By default, Base64Decode and Base64Encode are functions used to decode and encode datatypes, or best saying... STRING.

Since you want to encode a stream the Decoder must understand that it should continue from the last chunk position instead of assuming a new string, otherwise you'll get a corrupted result.

Here's how XML Writer outputs an encoded binary.

/// <method>WriteBase64</method> encodes the specified binary bytes as base64 and writes out the resulting text.
/// This method is used to write element content.<br>
/// Argument:<br>
/// - <var>binary</var> The binary data to output. Type of %Binary or %BinaryStream.
Method WriteBase64(binary) As %Status
{
  If '..InRootElement Quit $$$ERROR($$$XMLNotInRootElement)
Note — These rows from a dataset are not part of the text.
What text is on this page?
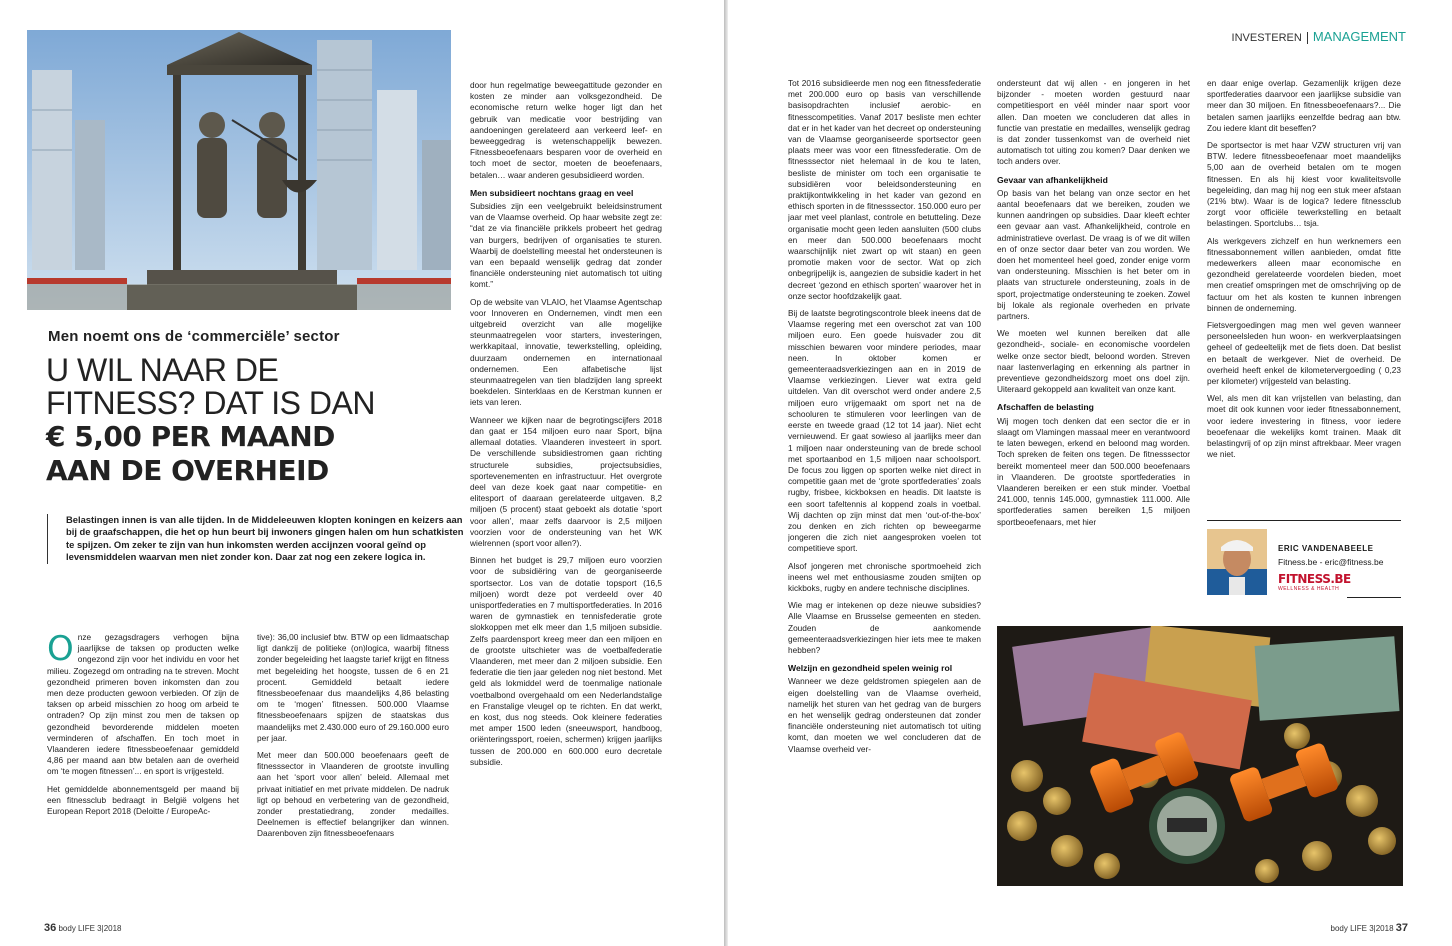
Men noemt ons de ‘commerciële’ sector
U WIL NAAR DE
FITNESS? DAT IS DAN
€ 5,00 PER MAAND
AAN DE OVERHEID
Belastingen innen is van alle tijden. In de Middeleeuwen klopten koningen en keizers aan bij de graafschappen, die het op hun beurt bij inwoners gingen halen om hun schatkisten te spijzen. Om zeker te zijn van hun inkomsten werden accijnzen vooral geïnd op levensmiddelen waarvan men niet zonder kon. Daar zat nog een zekere logica in.

Onze gezagsdragers verhogen bijna jaarlijkse de taksen op producten welke ongezond zijn voor het individu en voor het milieu. Zogezegd om ontrading na te streven. Mocht gezondheid primeren boven inkomsten dan zou men deze producten gewoon verbieden. Of zijn de taksen op arbeid misschien zo hoog om arbeid te ontraden? Op zijn minst zou men de taksen op gezondheid bevorderende middelen moeten verminderen of afschaffen. En toch moet in Vlaanderen iedere fitnessbeoefenaar gemiddeld 4,86 per maand aan btw betalen aan de overheid om ‘te mogen fitnessen’... en sport is vrijgesteld.

Het gemiddelde abonnementsgeld per maand bij een fitnessclub bedraagt in België volgens het European Report 2018 (Deloitte / EuropeAc-

tive): 36,00 inclusief btw. BTW op een lidmaatschap ligt dankzij de politieke (on)logica, waarbij fitness zonder begeleiding het laagste tarief krijgt en fitness met begeleiding het hoogste, tussen de 6 en 21 procent. Gemiddeld betaalt iedere fitnessbeoefenaar dus maandelijks 4,86 belasting om te ‘mogen’ fitnessen. 500.000 Vlaamse fitnessbeoefenaars spijzen de staatskas dus maandelijks met 2.430.000 euro of 29.160.000 euro per jaar.

Met meer dan 500.000 beoefenaars geeft de fitnesssector in Vlaanderen de grootste invulling aan het ‘sport voor allen’ beleid. Allemaal met privaat initiatief en met private middelen. De nadruk ligt op behoud en verbetering van de gezondheid, zonder prestatiedrang, zonder medailles. Deelnemen is effectief belangrijker dan winnen. Daarenboven zijn fitnessbeoefenaars

door hun regelmatige beweegattitude gezonder en kosten ze minder aan volksgezondheid. De economische return welke hoger ligt dan het gebruik van medicatie voor bestrijding van aandoeningen gerelateerd aan verkeerd leef- en beweeggedrag is wetenschappelijk bewezen. Fitnessbeoefenaars besparen voor de overheid en toch moet de sector, moeten de beoefenaars, betalen… waar anderen gesubsidieerd worden.

Men subsidieert nochtans graag en veel

Subsidies zijn een veelgebruikt beleidsinstrument van de Vlaamse overheid. Op haar website zegt ze: “dat ze via financiële prikkels probeert het gedrag van burgers, bedrijven of organisaties te sturen. Waarbij de doelstelling meestal het ondersteunen is van een bepaald wenselijk gedrag dat zonder financiële ondersteuning niet automatisch tot uiting komt.”

Op de website van VLAIO, het Vlaamse Agentschap voor Innoveren en Ondernemen, vindt men een uitgebreid overzicht van alle mogelijke steunmaatregelen voor starters, investeringen, werkkapitaal, innovatie, tewerkstelling, opleiding, duurzaam ondernemen en internationaal ondernemen. Een alfabetische lijst steunmaatregelen van tien bladzijden lang spreekt boekdelen. Sinterklaas en de Kerstman kunnen er iets van leren.

Wanneer we kijken naar de begrotingscijfers 2018 dan gaat er 154 miljoen euro naar Sport, bijna allemaal dotaties. Vlaanderen investeert in sport. De verschillende subsidiestromen gaan richting structurele subsidies, projectsubsidies, sportevenementen en infrastructuur. Het overgrote deel van deze koek gaat naar competitie- en elitesport of daaraan gerelateerde uitgaven. 8,2 miljoen (5 procent) staat geboekt als dotatie ‘sport voor allen’, maar zelfs daarvoor is 2,5 miljoen voorzien voor de ondersteuning van het WK wielrennen (sport voor allen?).

Binnen het budget is 29,7 miljoen euro voorzien voor de subsidiëring van de georganiseerde sportsector. Los van de dotatie topsport (16,5 miljoen) wordt deze pot verdeeld over 40 unisportfederaties en 7 multisportfederaties. In 2016 waren de gymnastiek en tennisfederatie grote slokkoppen met elk meer dan 1,5 miljoen subsidie. Zelfs paardensport kreeg meer dan een miljoen en de grootste uitschieter was de voetbalfederatie Vlaanderen, met meer dan 2 miljoen subsidie. Een federatie die tien jaar geleden nog niet bestond. Met geld als lokmiddel werd de toenmalige nationale voetbalbond overgehaald om een Nederlandstalige en Franstalige vleugel op te richten. En dat werkt, en kost, dus nog steeds. Ook kleinere federaties met amper 1500 leden (sneeuwsport, handboog, oriënteringssport, roeien, schermen) krijgen jaarlijks tussen de 200.000 en 600.000 euro decretale subsidie.

36 body LIFE 3|2018
INVESTEREN MANAGEMENT

Tot 2016 subsidieerde men nog een fitnessfederatie met 200.000 euro op basis van verschillende basisopdrachten inclusief aerobic- en fitnesscompetities. Vanaf 2017 besliste men echter dat er in het kader van het decreet op ondersteuning van de Vlaamse georganiseerde sportsector geen plaats meer was voor een fitnessfederatie. Om de fitnesssector niet helemaal in de kou te laten, besliste de minister om toch een organisatie te subsidiëren voor beleidsondersteuning en praktijkontwikkeling in het kader van gezond en ethisch sporten in de fitnesssector. 150.000 euro per jaar met veel planlast, controle en betutteling. Deze organisatie mocht geen leden aansluiten (500 clubs en meer dan 500.000 beoefenaars mocht waarschijnlijk niet zwart op wit staan) en geen promotie maken voor de sector. Wat op zich onbegrijpelijk is, aangezien de subsidie kadert in het decreet ‘gezond en ethisch sporten’ waarover het in onze sector hoofdzakelijk gaat.

Bij de laatste begrotingscontrole bleek ineens dat de Vlaamse regering met een overschot zat van 100 miljoen euro. Een goede huisvader zou dit misschien bewaren voor mindere periodes, maar neen. In oktober komen er gemeenteraadsverkiezingen aan en in 2019 de Vlaamse verkiezingen. Liever wat extra geld uitdelen. Van dit overschot werd onder andere 2,5 miljoen euro vrijgemaakt om sport net na de schooluren te stimuleren voor leerlingen van de eerste en tweede graad (12 tot 14 jaar). Niet echt vernieuwend. Er gaat sowieso al jaarlijks meer dan 1 miljoen naar ondersteuning van de brede school met sportaanbod en 1,5 miljoen naar schoolsport. De focus zou liggen op sporten welke niet direct in competitie gaan met de ‘grote sportfederaties’ zoals rugby, frisbee, kickboksen en headis. Dit laatste is een soort tafeltennis al koppend zoals in voetbal. Wij dachten op zijn minst dat men ‘out-of-the-box’ zou denken en zich richten op beweegarme jongeren die zich niet aangesproken voelen tot competitieve sport.

Alsof jongeren met chronische sportmoeheid zich ineens wel met enthousiasme zouden smijten op kickboks, rugby en andere technische disciplines.

Wie mag er intekenen op deze nieuwe subsidies? Alle Vlaamse en Brusselse gemeenten en steden. Zouden de aankomende gemeenteraadsverkiezingen hier iets mee te maken hebben?

Welzijn en gezondheid spelen weinig rol

Wanneer we deze geldstromen spiegelen aan de eigen doelstelling van de Vlaamse overheid, namelijk het sturen van het gedrag van de burgers en het wenselijk gedrag ondersteunen dat zonder financiële ondersteuning niet automatisch tot uiting komt, dan moeten we wel concluderen dat de Vlaamse overheid ver-

ondersteunt dat wij allen - en jongeren in het bijzonder - moeten worden gestuurd naar competitiesport en véél minder naar sport voor allen. Dan moeten we concluderen dat alles in functie van prestatie en medailles, wenselijk gedrag is dat zonder tussenkomst van de overheid niet automatisch tot uiting zou komen? Daar denken we toch anders over.

Gevaar van afhankelijkheid

Op basis van het belang van onze sector en het aantal beoefenaars dat we bereiken, zouden we kunnen aandringen op subsidies. Daar kleeft echter een gevaar aan vast. Afhankelijkheid, controle en administratieve overlast. De vraag is of we dit willen en of onze sector daar beter van zou worden. We doen het momenteel heel goed, zonder enige vorm van ondersteuning. Misschien is het beter om in plaats van structurele ondersteuning, zoals in de sport, projectmatige ondersteuning te zoeken. Zowel bij lokale als regionale overheden en private partners.

We moeten wel kunnen bereiken dat alle gezondheid-, sociale- en economische voordelen welke onze sector biedt, beloond worden. Streven naar lastenverlaging en erkenning als partner in preventieve gezondheidszorg moet ons doel zijn. Uiteraard gekoppeld aan kwaliteit van onze kant.

Afschaffen de belasting

Wij mogen toch denken dat een sector die er in slaagt om Vlamingen massaal meer en verantwoord te laten bewegen, erkend en beloond mag worden. Toch spreken de feiten ons tegen. De fitnesssector bereikt momenteel meer dan 500.000 beoefenaars in Vlaanderen. De grootste sportfederaties in Vlaanderen bereiken er een stuk minder. Voetbal 241.000, tennis 145.000, gymnastiek 111.000. Alle sportfederaties samen bereiken 1,5 miljoen sportbeoefenaars, met hier

en daar enige overlap. Gezamenlijk krijgen deze sportfederaties daarvoor een jaarlijkse subsidie van meer dan 30 miljoen. En fitnessbeoefenaars?... Die betalen samen jaarlijks eenzelfde bedrag aan btw. Zou iedere klant dit beseffen?

De sportsector is met haar VZW structuren vrij van BTW. Iedere fitnessbeoefenaar moet maandelijks 5,00 aan de overheid betalen om te mogen fitnessen. En als hij kiest voor kwaliteitsvolle begeleiding, dan mag hij nog een stuk meer afstaan (21% btw). Waar is de logica? Iedere fitnessclub zorgt voor officiële tewerkstelling en betaalt belastingen. Sportclubs… tsja.

Als werkgevers zichzelf en hun werknemers een fitnessabonnement willen aanbieden, omdat fitte medewerkers alleen maar economische en gezondheid gerelateerde voordelen bieden, moet men creatief omspringen met de omschrijving op de factuur om het als kosten te kunnen inbrengen binnen de onderneming.

Fietsvergoedingen mag men wel geven wanneer personeelsleden hun woon- en werkverplaatsingen geheel of gedeeltelijk met de fiets doen. Dat beslist en betaalt de werkgever. Niet de overheid. De overheid heeft enkel de kilometervergoeding ( 0,23 per kilometer) vrijgesteld van belasting.

Wel, als men dit kan vrijstellen van belasting, dan moet dit ook kunnen voor ieder fitnessabonnement, voor iedere investering in fitness, voor iedere beoefenaar die wekelijks komt trainen. Maak dit belastingvrij of op zijn minst aftrekbaar. Meer vragen we niet.

ERIC VANDENABEELE
Fitness.be - eric@fitness.be
FITNESS.BE
WELLNESS & HEALTH
body LIFE 3|2018 37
  If ..OutputDestination'="device" {
    Set io=$io
    Use ..OutputFilename:(/NOXY)
  }

  If ..InTag Write ">" Set ..InTag=0

  If $isObject(binary) {
    Do binary.Rewind() Set len=12000
    While 'binary.AtEnd {
      Write $system.Encryption.Base64Encode(binary.Read(.len),'..Base64LineBreaks)
    }
  } Else {
    Write $system.Encryption.Base64Encode(binary,'..Base64LineBreaks)
  }

  If ..OutputDestination'="device" {
    Use io
  }

  Set ..IndentNext=0

  Quit $$$OK
}

Great answer Rubens.

The class documentation makes no mention of the second parameter and I was not aware that it existed.
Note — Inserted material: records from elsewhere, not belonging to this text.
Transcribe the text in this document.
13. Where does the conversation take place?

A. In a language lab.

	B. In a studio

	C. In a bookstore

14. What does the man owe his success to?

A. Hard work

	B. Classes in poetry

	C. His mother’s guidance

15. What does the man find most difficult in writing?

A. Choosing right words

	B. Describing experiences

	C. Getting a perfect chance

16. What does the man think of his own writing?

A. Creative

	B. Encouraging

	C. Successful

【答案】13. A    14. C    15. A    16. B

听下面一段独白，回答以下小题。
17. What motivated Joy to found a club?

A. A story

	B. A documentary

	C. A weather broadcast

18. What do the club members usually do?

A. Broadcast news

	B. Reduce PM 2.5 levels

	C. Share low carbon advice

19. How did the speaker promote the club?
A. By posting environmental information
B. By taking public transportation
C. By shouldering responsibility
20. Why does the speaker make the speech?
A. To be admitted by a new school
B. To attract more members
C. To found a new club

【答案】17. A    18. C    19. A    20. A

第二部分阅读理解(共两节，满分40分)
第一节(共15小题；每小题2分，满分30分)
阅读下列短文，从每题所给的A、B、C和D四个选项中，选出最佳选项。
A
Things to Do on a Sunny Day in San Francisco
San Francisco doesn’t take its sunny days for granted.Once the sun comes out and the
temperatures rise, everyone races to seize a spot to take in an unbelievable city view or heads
Fortunately I've only had to deal with documents under the large string size to date and did wonder how I would might need to work around that limitation at some point.
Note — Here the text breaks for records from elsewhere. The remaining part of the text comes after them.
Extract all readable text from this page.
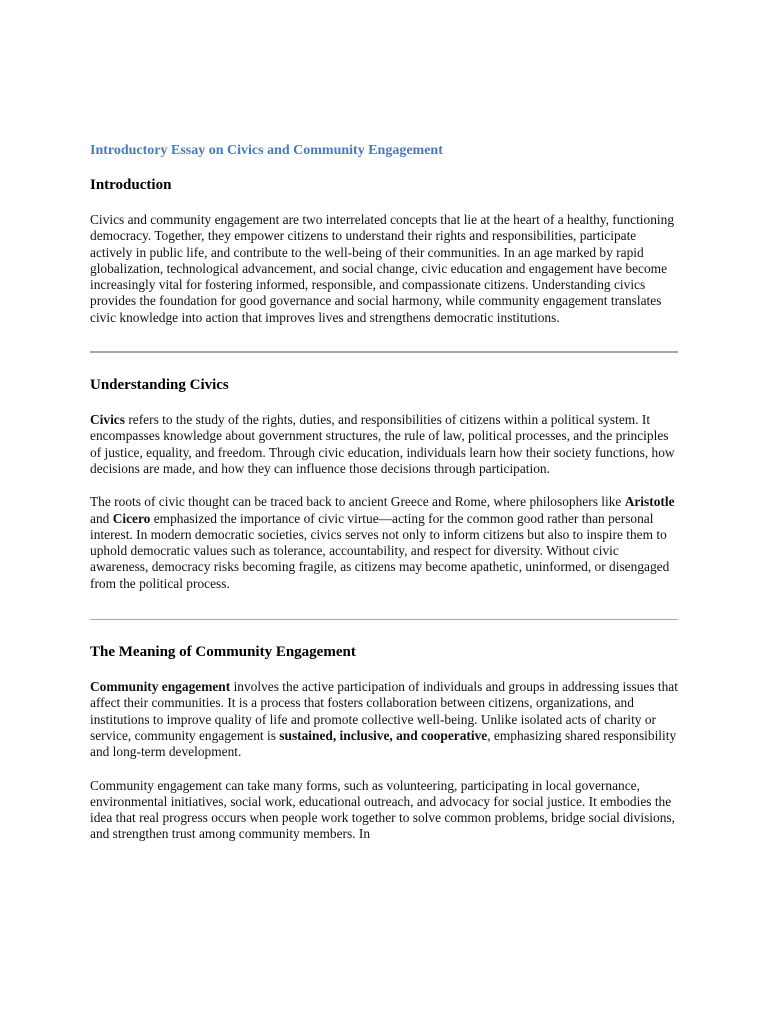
Introductory Essay on Civics and Community Engagement
Introduction

Civics and community engagement are two interrelated concepts that lie at the heart of a healthy, functioning democracy. Together, they empower citizens to understand their rights and responsibilities, participate actively in public life, and contribute to the well-being of their communities. In an age marked by rapid globalization, technological advancement, and social change, civic education and engagement have become increasingly vital for fostering informed, responsible, and compassionate citizens. Understanding civics provides the foundation for good governance and social harmony, while community engagement translates civic knowledge into action that improves lives and strengthens democratic institutions.

Understanding Civics

Civics refers to the study of the rights, duties, and responsibilities of citizens within a political system. It encompasses knowledge about government structures, the rule of law, political processes, and the principles of justice, equality, and freedom. Through civic education, individuals learn how their society functions, how decisions are made, and how they can influence those decisions through participation.

The roots of civic thought can be traced back to ancient Greece and Rome, where philosophers like Aristotle and Cicero emphasized the importance of civic virtue—acting for the common good rather than personal interest. In modern democratic societies, civics serves not only to inform citizens but also to inspire them to uphold democratic values such as tolerance, accountability, and respect for diversity. Without civic awareness, democracy risks becoming fragile, as citizens may become apathetic, uninformed, or disengaged from the political process.

The Meaning of Community Engagement

Community engagement involves the active participation of individuals and groups in addressing issues that affect their communities. It is a process that fosters collaboration between citizens, organizations, and institutions to improve quality of life and promote collective well-being. Unlike isolated acts of charity or service, community engagement is sustained, inclusive, and cooperative, emphasizing shared responsibility and long-term development.

Community engagement can take many forms, such as volunteering, participating in local governance, environmental initiatives, social work, educational outreach, and advocacy for social justice. It embodies the idea that real progress occurs when people work together to solve common problems, bridge social divisions, and strengthen trust among community members. In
Question, the length the XML writer uses is set to 12000. Would this solution work for 12001 or does the size have to be divisible by 3? I'm wondering because 3 characters are represented by 4 characters in base64.

Sean.

Which is also why your original code doesn't work (-> 4000)

Older Caché versions don't have that second parameter.
I also discovered about this on the hardest way: breaking the build.

Thanks Rubens/Sean/Dmitry,

 

I decided to switch to the long strings route as the documents are small.  I couldn't get this working either but it was because I wasn't reading the stream in a number divisible by 3 (I was just doing a .ReadLine() ).  Have performed a Read(12000) and it now works a treat!  PDF opening up in the supplier's system.

do context.streamPDF.Rewind()
while 'context.streamPDF.AtEnd
{
  set line=context.streamPDF.Read(12000)
  set context.strDocument =context.strDocument_line
}
set context.strDocumentEncoded = $system.Encryption.Base64Encode(context.strDocument)

See still of the source code for the following methods:

  • ##class(%Net.MIMEWriter).EncodeStreamBase64()
  • ##class(%Net.SMTP).EncodeStreamBase64()
  • ##class(%Atelier.v1.Utils.General).Base64FromStream()
  • ##class(%XML.Writer).WriteBase64()